Speaking of consumers, Snap is known for its heavy use by Generation Z. Just what make it so engaging to Gen Z?
“In the U.S., it’s about 90% of Gen Z has Snapchat. And I think Snapchat always captured Gen Z’s attention because it was all about that close connection. You’re not chasing likes and comments. And the ephemerality of the app as well. It doesn’t stay on to haunt you. You know, your post coming back ten years later.”
So Snapchat became an easy way to communicate with friends, and now it’s become an essential way to communicate with friends. And that, of course, ties into the camera that has the AR functions, then you have the content and the shows that you want to watch. “It almost becomes like an app that satisfies several purposes that Gen Z has,” she notes.

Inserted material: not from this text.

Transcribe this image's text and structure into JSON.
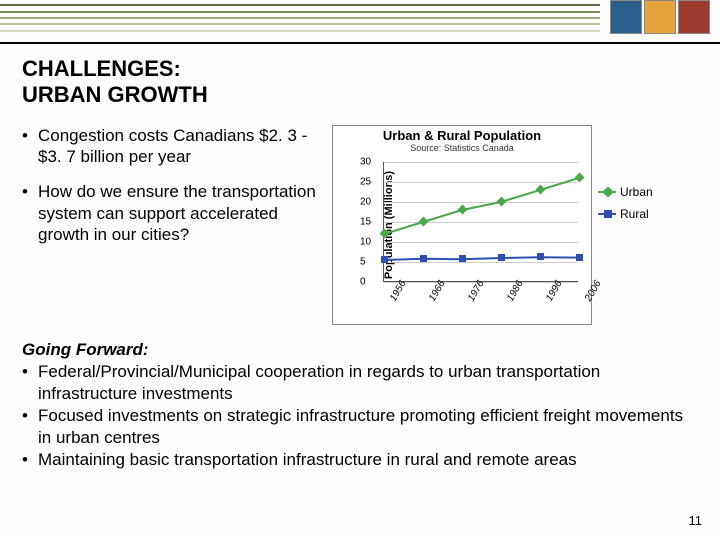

It also serves the purpose of serving advertisements. “We were one of the first platforms to actually introduce full screen vertical videos, because we were always a mobile only app, and only recently we launched our desktop version. We always felt that our ad loads full screen. It’s not like on the corner, it’s not half a screen in a feed that you scroll. So surely we are taking up more space on the phone. So we should have more attention.”
Bhaskaran notes that in the company’s research, it dug deeper into why users were giving it more attention. Was it the format? The platform? “We knew that consumers used it for that close network and to connect with family and friends. Does that put them in a more positive mind state to be more receptive to ads? And we decided to test that hypothesis last year, and it came out to be true. I expected our attention numbers to be good. I was not expecting them to be that good, like twice as much attention compared to other platforms. So I feel a lot has to do with the full screen format or AR, which is immersive.”
She adds, “It’s always about putting users first in terms of design and then everything else will follow. I think when we designed the app and thought about monetizing and looked at app formats, we wanted something that gives more control, just like everything else on the app, to the user.”